On 03/31/2009 04:49:21 AM, Joost Kremers wrote:
> Hi list,
> 
> I have recently installed Slackware 12.2 on my Asus EeePC 4G (one of
> the
> original models with the 7'' screen).
> 
> When I suspend the machine, everything works fine until I try to
> resume.
> For some reason, the screen stays blank. Pressing a key or moving the
> mouse
> don't work, switching to a virtual terminal and back to X has no
> effect
> either.
> 
> If I call pm-suspend (as root) from a terminal window in X, I can 
> type
> 'reboot' after resume and the machine reboots, so it is coming back
> up, X
> is working and everything.
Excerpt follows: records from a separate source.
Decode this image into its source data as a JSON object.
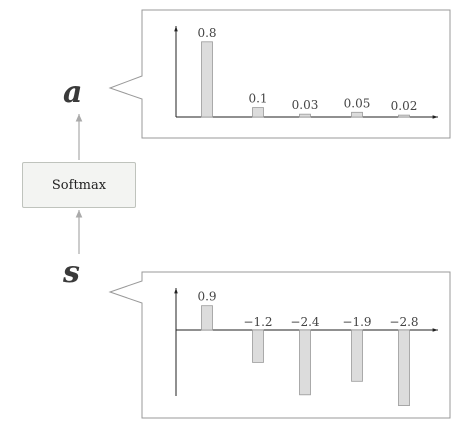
{
  "diagram": {
    "output_label": "a",
    "input_label": "s",
    "operation": "Softmax"
  },
  "chart_data": [
    {
      "type": "bar",
      "categories": [
        "",
        "",
        "",
        "",
        ""
      ],
      "values": [
        0.8,
        0.1,
        0.03,
        0.05,
        0.02
      ],
      "value_labels": [
        "0.8",
        "0.1",
        "0.03",
        "0.05",
        "0.02"
      ],
      "ylim": [
        0,
        1
      ],
      "title": "",
      "xlabel": "",
      "ylabel": "",
      "grid": false
    },
    {
      "type": "bar",
      "categories": [
        "",
        "",
        "",
        "",
        ""
      ],
      "values": [
        0.9,
        -1.2,
        -2.4,
        -1.9,
        -2.8
      ],
      "value_labels": [
        "0.9",
        "−1.2",
        "−2.4",
        "−1.9",
        "−2.8"
      ],
      "ylim": [
        -3.2,
        1.6
      ],
      "title": "",
      "xlabel": "",
      "ylabel": "",
      "grid": false
    }
  ],
  "colors": {
    "bar_fill": "#dcdcdc",
    "bar_stroke": "#9a9a9a",
    "panel_border": "#999999",
    "arrow": "#aaaaaa"
  }
}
It's just the screen that stays blank...
> 
> I have tried the various quirks (except for --quirk-vbemode-restore
> because
> the man page says it's probably a bad idea to use it on Intel
> hardware,
> which is what the EeePC has for video), none of them have any effect.
> 
> pm-utils version 1.2.4, BTW. I'd be grateful for any pointers that
> help me
> solve this.

This procedure works for Fedora 10, so YMMV. However, Perhaps there's 
something here that might be useful.

First, loot at /var/log/pm-suspend.log. It is re-written every time you
do a suspend or hibernate. Look at this file. If you don't have a line
towards the end that looks like this:
    Mon Mar 30 09:02:48 PDT 2009: Awake.
then you have a failure to resume/thaw. Hopefully what follows will be
of some help.

A common cause of this problem is a kernel module that does not get 
awakened,
causing the entire process to come off the rails.

The procedure for diagnosing a hibernate/suspend problem can be found 
in
the kernel documentation: Documentation/power/basic-pm-debugging.txt
at http://www.mjmwired.net/kernel/Documentation/power/basic-pm-
debugging.txt
for example. It's written for the novice, so don't be intimidated by 
the
fact that its in the kernel doc.

You can test your findings by manually removing the module first, and 
then
reloading it after.

    modprobe --verbose --remove bad_module
    pm-suspend
    modprobe --verbose bad_module

You can get additional info in pm-suspend.log thusly:
    PM_DEBUG pm-suspend

Note that pm-suspnd, etc are shell scripts, so you can follow
along with the content of pm-suspend.log

To make a permanent change, insert SUSPEND_MODULES bad_module into
/etc/pm/config.d/defaults. You may need to create the file.